Here’s a quick rundown of Apple’s new patents.

Haptic notifications

Apple may be looking to improve how haptic notifications are handled on devices like, for example, the Apple Watch. The patent, which is a continuation of a patent the company filed in 2015, describes the use of haptic feedback to distinguish what notification is incoming. In other words, you may get a long buzz for an email, versus a series of shorter buzzes for phone calls — allowing you to know what the notification is without looking at your watch or phone.

“Most electronic devices use the same haptic alert to notify users about multiple items of interests,” says the patent. “As a result, it may be difficult to immediately distinguish between a telephone call, a text message, or other such notification.”

We’ll have to wait and see how this shows up, but in particular we think it could be useful on the Apple Watch.

Coloring titanium for device housings

Apple may be looking into using a new material for upcoming devices — titanium.

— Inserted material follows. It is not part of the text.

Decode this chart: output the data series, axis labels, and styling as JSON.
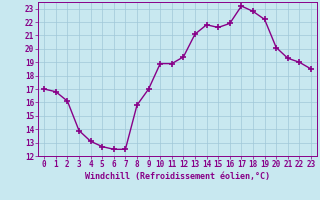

According to a fresh patent, Apple could look to using an oxide coating to color titanium, and that coloring method could be used on devices like the iPhone, Apple Watch, and even the MacBook series of computers.

The reason to use titanium, according to the patent, is that it’s pretty strong and resistant to corrosion, plus it’s pretty lightweight — making it perfect for consumer electronic devices. Only issue? It’s hard to color it with a consistent coating that’s also resistant to abrasion. Apple appears to solve that in the latest patent, with the use of different alloys — like an aluminum alloy over the titanium.

Using enzymes to make a phone more waterproof

It looks like Apple also wants to make its devices a little more watch-resistant. How? By using enzymes. According to another new patent, the company wants to use enzymes to keep polymer structures that make devices waterproof from degrading, thanks to exposure to things like fatty acids. Those fatty acids are really just a fact of life — they exist in human sweat and skin oils, and can degrade the gaskets and structures that keep a device like the iPhone protected against water.

Of course, as is always the case, there’s no guarantee that Apple will end up using any of these patents — but the fact remains that the company clearly is looking into ways to make its devices even better than they already are.